There are some major challenges, however, that need to be overcome before wide-scale acceptance of this product line can emerge properly. Price is a big concern, but reports suggest that's on the decline thanks to more competition in the field and economies of scale starting to kick in. Getting more people to actually experience VR and seeing what it can do will also be something of a challenge, as there haven't been that many commercially-available VR experiences.
Many of these challenges are either being overcome or are being prepared for, as explained by Tractica principal analyst Craig Foster.
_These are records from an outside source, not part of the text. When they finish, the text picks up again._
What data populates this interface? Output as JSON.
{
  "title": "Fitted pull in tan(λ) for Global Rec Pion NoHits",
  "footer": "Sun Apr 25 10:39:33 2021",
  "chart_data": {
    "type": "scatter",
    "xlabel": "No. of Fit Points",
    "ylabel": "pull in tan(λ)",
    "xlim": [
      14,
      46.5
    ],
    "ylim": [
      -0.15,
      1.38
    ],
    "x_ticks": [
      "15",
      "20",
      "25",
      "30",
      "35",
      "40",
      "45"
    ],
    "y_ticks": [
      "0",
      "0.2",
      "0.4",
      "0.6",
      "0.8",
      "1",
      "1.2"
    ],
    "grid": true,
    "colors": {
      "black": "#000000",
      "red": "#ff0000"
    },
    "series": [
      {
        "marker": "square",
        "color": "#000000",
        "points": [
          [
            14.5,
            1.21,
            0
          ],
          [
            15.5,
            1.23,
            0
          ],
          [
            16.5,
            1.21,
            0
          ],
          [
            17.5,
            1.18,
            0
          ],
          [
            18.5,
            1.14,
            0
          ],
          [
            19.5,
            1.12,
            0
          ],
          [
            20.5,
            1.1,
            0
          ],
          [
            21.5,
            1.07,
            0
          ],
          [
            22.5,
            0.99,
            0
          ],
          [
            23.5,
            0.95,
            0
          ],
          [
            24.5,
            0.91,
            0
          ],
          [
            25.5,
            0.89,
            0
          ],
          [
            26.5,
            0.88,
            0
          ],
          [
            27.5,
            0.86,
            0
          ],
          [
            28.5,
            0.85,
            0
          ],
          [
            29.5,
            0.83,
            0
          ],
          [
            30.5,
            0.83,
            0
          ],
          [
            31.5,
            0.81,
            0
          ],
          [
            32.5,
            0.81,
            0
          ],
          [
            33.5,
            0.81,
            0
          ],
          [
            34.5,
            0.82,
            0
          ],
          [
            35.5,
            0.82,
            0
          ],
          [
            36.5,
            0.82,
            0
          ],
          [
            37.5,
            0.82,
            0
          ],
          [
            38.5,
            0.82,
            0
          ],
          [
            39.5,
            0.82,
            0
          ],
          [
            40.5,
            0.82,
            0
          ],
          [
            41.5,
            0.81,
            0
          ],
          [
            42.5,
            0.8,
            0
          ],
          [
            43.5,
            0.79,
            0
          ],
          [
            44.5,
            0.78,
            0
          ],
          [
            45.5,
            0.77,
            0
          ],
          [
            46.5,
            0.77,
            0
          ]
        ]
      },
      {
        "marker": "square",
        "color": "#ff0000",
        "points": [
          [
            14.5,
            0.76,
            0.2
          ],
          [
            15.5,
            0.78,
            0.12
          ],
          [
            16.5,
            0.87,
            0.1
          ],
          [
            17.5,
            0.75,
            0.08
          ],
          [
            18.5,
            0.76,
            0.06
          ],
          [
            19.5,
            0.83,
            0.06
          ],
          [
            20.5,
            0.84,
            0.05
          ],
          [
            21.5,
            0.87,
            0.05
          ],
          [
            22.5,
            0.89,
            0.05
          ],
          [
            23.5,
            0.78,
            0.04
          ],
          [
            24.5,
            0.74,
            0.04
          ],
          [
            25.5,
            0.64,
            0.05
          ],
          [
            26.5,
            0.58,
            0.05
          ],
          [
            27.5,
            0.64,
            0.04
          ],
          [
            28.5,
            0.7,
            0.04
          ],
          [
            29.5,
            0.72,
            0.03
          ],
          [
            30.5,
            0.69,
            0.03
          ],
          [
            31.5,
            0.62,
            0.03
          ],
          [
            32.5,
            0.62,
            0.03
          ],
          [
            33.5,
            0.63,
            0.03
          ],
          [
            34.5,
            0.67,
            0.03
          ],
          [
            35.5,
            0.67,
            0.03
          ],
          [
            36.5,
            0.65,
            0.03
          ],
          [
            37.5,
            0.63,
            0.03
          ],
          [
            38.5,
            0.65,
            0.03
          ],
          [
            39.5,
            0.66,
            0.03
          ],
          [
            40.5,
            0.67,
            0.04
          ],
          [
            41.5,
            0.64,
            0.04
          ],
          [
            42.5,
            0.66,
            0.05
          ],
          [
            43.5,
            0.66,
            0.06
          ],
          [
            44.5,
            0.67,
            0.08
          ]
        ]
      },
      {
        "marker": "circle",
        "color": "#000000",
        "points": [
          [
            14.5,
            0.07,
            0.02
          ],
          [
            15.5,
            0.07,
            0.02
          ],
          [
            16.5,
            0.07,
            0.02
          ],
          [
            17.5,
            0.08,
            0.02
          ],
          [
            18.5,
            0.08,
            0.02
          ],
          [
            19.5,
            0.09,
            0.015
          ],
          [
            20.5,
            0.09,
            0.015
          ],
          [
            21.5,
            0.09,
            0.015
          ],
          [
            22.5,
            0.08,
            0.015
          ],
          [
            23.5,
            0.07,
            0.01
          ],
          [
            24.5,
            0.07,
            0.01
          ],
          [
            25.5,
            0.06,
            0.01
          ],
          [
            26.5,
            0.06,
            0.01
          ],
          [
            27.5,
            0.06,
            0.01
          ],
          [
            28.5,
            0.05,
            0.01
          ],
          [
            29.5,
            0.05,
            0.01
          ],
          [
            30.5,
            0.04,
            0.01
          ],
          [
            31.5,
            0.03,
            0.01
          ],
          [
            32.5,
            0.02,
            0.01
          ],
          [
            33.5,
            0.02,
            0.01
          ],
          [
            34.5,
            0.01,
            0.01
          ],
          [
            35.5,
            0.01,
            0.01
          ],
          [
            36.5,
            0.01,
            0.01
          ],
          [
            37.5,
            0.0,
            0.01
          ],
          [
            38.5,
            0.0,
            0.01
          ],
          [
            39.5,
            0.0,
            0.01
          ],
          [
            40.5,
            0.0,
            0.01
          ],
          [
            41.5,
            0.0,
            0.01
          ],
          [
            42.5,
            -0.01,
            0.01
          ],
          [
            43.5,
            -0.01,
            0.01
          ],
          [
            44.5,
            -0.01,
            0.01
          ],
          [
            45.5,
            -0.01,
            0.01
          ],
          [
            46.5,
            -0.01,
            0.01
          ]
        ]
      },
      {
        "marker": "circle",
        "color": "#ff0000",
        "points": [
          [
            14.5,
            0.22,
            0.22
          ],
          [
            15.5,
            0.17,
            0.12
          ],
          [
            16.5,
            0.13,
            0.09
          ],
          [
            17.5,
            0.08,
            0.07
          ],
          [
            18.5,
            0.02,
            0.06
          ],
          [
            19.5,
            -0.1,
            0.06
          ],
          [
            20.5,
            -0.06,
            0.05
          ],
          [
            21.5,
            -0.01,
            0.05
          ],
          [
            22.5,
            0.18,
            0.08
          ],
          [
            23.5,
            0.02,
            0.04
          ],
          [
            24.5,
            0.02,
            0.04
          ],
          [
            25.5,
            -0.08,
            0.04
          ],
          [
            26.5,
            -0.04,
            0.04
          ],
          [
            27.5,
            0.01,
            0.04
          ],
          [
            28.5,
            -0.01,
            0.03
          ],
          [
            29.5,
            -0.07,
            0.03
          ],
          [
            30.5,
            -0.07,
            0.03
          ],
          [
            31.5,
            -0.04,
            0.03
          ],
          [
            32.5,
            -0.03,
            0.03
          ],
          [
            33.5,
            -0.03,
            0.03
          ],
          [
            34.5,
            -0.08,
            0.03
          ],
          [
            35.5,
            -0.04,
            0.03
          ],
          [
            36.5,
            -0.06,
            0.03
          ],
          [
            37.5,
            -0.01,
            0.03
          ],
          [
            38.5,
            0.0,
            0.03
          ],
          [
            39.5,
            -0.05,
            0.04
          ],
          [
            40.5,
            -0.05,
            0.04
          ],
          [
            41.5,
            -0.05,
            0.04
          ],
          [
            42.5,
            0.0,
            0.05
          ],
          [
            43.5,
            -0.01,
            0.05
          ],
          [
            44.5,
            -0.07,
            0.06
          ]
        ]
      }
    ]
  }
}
Foster offered up some comment around the issue, saying “Virtual reality will take hold first in enterprise and industrial applications that benefit from powerful and versatile visualization tools. As the technology matures and costs decline, VR will increasingly be utilized for more mainstream commercial purposes such as marketing and advertising, travel and tourism, and retail.”
Of all the phrases that could be used to describe the VR market as it is today and likely will be once it goes fully mainstream, “a shortage of use cases” likely won't be on the list. With just about everything from gaming to travelogues to movies to training sessions available as possibilities, VR systems will be a major part of every home and business. Essentially, any use case that today might involve a television or a computer monitor could be replaced with a VR unit, offering more possibilities than any flatscreen display could. Whether it's used as an immersive training system, used to examine three dimensional models from all sides and angles, or just used as a way to further reduce the need for business travel, there are potential advantages all around—opportunities to save on costs, opportunities to make new revenue streams, and so on.
It will likely be at least another few years before VR becomes anything like a mature market, but with some reports predicting commercially available for the Oculus Rift in the early days of 2016, we may see this market emerge sooner than expected. The impact it will have is potentially enormous, especially for the enterprise sector.